Step 1: Function set

Target: $P_{w, b} (C_1|x)$

If target >= 0.5, output $C_1$
Else, output $C_2$

Based on previous knowledge in juejin.cn/post/722520…

$P_{w, b} (C_1|x) = \sigma(z) = \frac{1}{1 + exp(-z)}$
$z = wx + b = \sum_i w_i x_i + b$

Function set: $\{f_{w, b} (x) = P_{w, b} (C_1|x), \forall w, \forall b\}$

Step 2: Goodness of a function

Training data: $\{(x_1, C_1), (x_2, C_1), (x_3, C_2),\dots, (x_N, C_1)\}$

Given w & b, its probability of generating the training data

$L(w, b) = f_{w, b}(x^1) f_{w, b}(x^2) (1 - f_{w, b}(x^3)) \dots f_{w, b}(x^N)$

Find the w & b with maximum probability

$w^*, b^* = \arg \max_{w, b} L(w, b) = \arg \min_{w, b} -ln L(w, b)$

Define $\hat{y}^n$ : 1 for $C_1$ , 0 for $C_2$

$- ln L(w, b) = - \sum_n (\hat{y}^n ln f_{w, b} (x^n) + (1 - \hat{y}^n) ln f_{w, b} (x^n) )$ -- cross entropy between two Bernoulli distributions

Step 3: Find the best function

Gradient descent:

$\frac{\partial -ln L(w, b)}{ \partial w_i} = \sum_n -(\hat{y}^n - f_{w, b} (x^n)) x_i^n$ -- larger difference, larger update

Discussions

Compare with linear regression

Why not square error in loss function?

$\frac{\partial L}{\partial w_i} = \frac{\partial (f_{w, b}(x) - \hat{y})^2} {\partial w_i} = 2 (f_{w, b}(x) - \hat{y}) f_{w, b}(x) (1 - f_{w, b}(x)) x_i$

When $\hat{y}^n = 1$ , (similar when 0)

If $f_{w, b}(x^n) = 1$ , close to target, $\frac{\partial L}{\partial w_i} = 0$
If $f_{w, b}(x^n) = 0$ , far from target, $\frac{\partial L}{\partial w_i} = 0$ -- update slow

Cannot tell close to / far from target with small $\frac{\partial L}{\partial w_i}$

Discrimitive v.s. Generative

See the generative method in juejin.cn/post/722520…

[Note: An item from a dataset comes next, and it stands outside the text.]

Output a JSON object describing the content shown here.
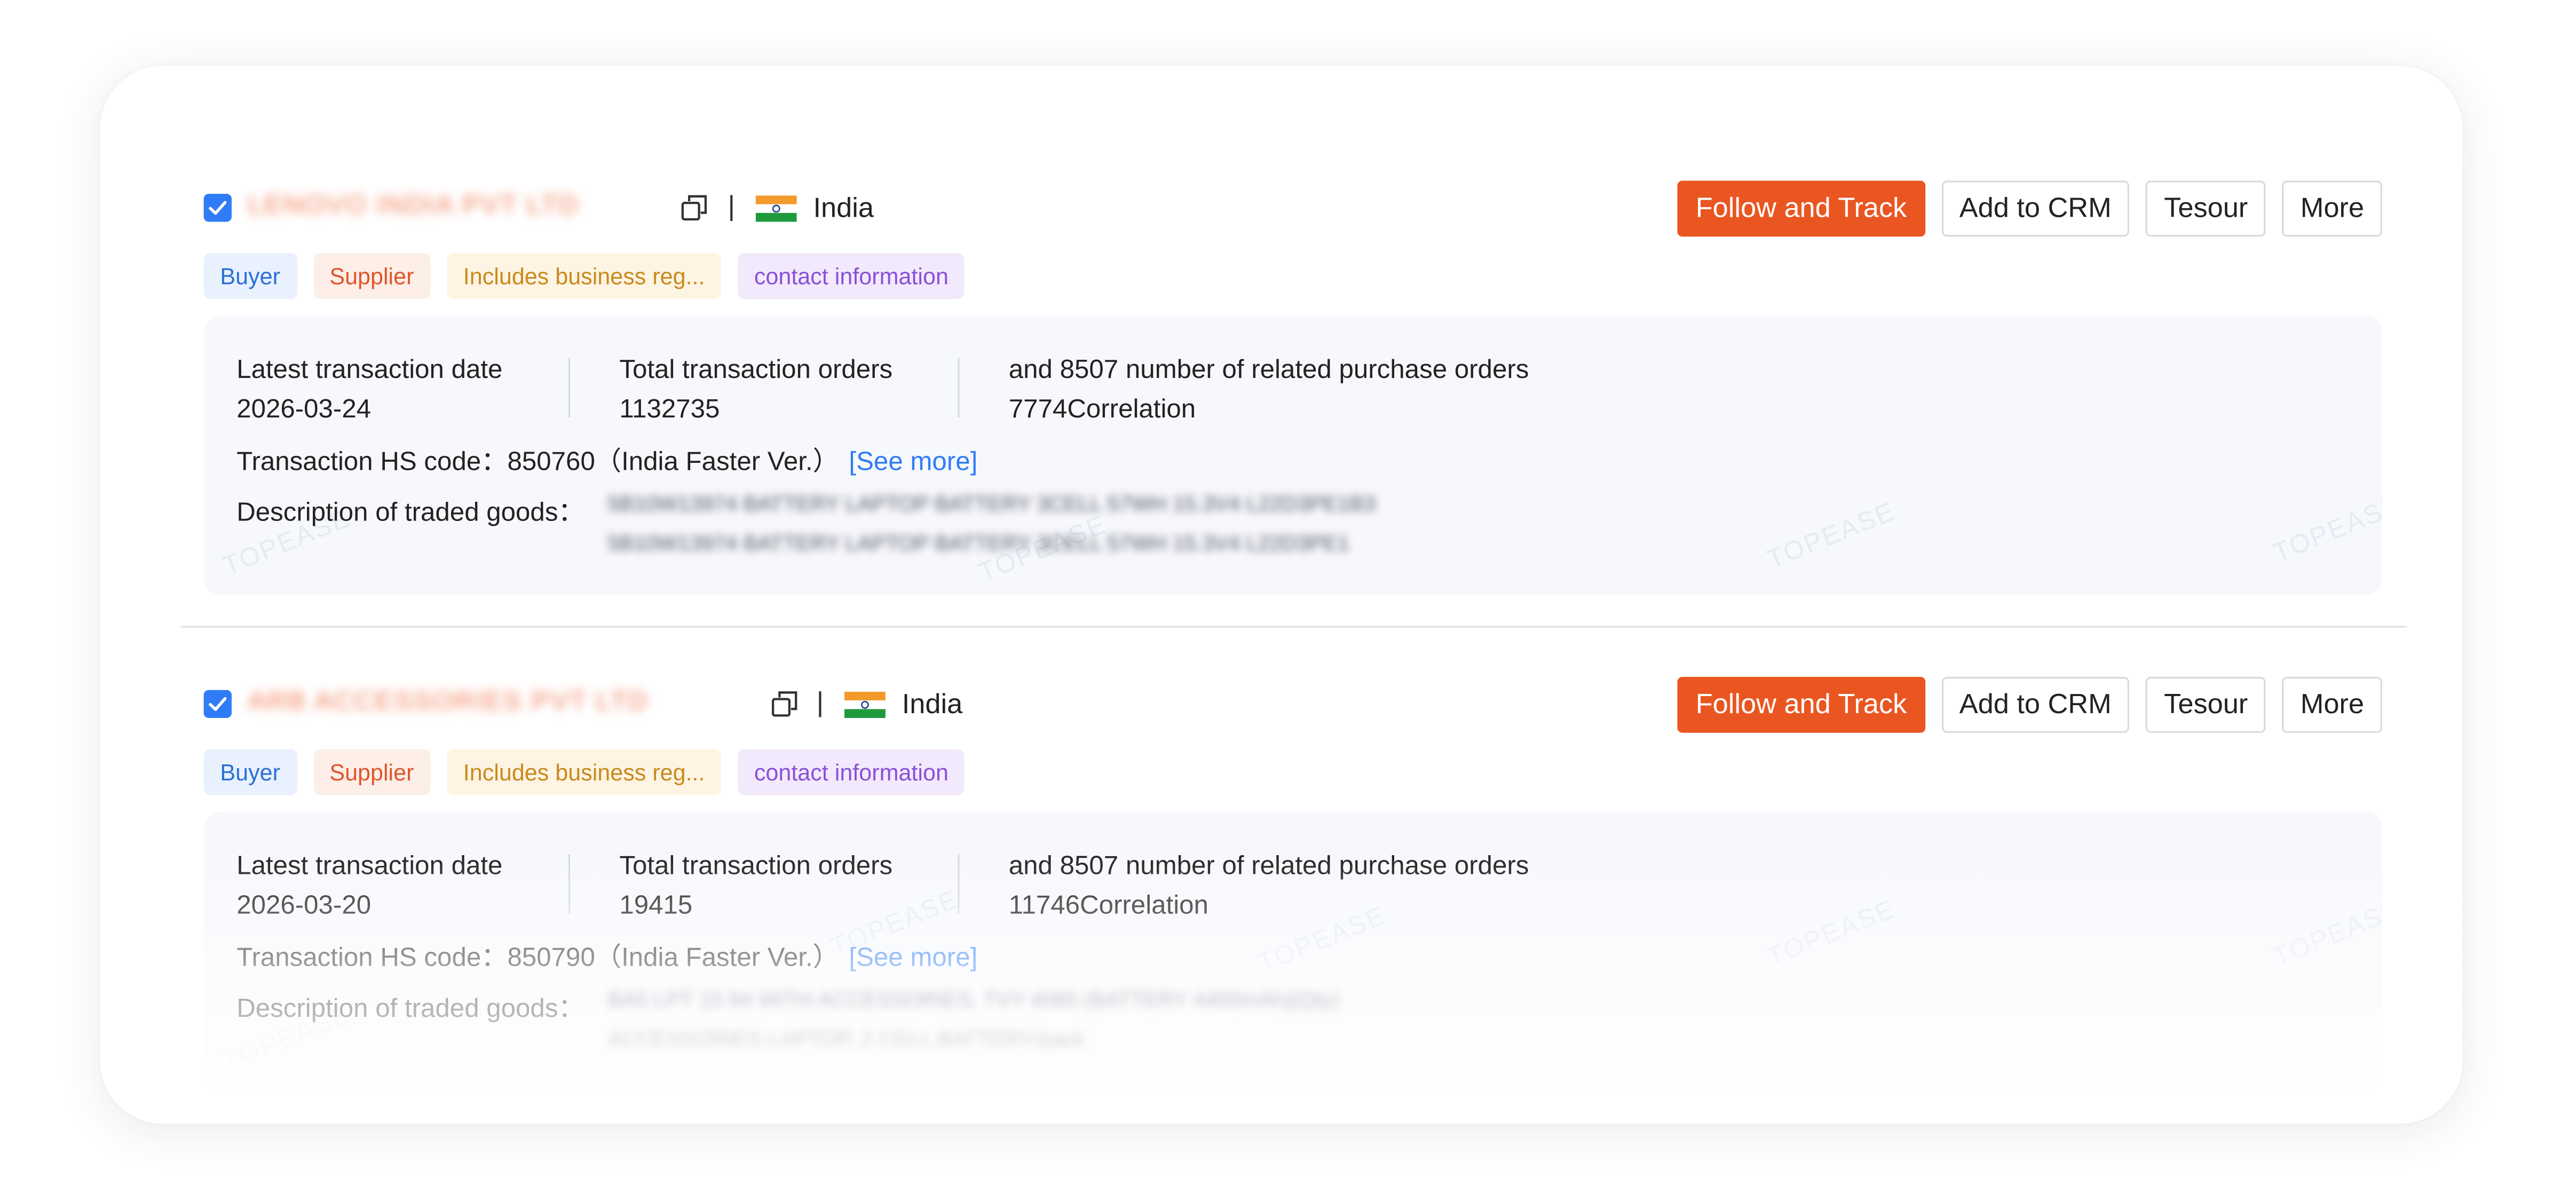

Differnt function because of different assumptions

in the generative model: distribution assumption, naive bayes, etc.

Usually discrimitive model has a better performance

Limitation of logistic regression

Linear boundary -> feature transformation

How to find a good transformation? -> cascading logistic regression models -- neural network

Multi-class classification

Softmax: $y_i = P(C_i | x) = e^{z_i} / \sum_j e^{z_j}$ , where $z_i = w_i x + b_i$

$0 < y_i < 1$
$\sum_i y_i = 1$

Cross entropy: $- \sum_i \hat{y}_i ln y_i$

$\hat{y} = (\hat{y}_1, \hat{y}_2, \dots )$ - target
If $x \in C_1$ , $\hat{y} = (1, 0, 0, \dots )$

Logistic regression - discrimitive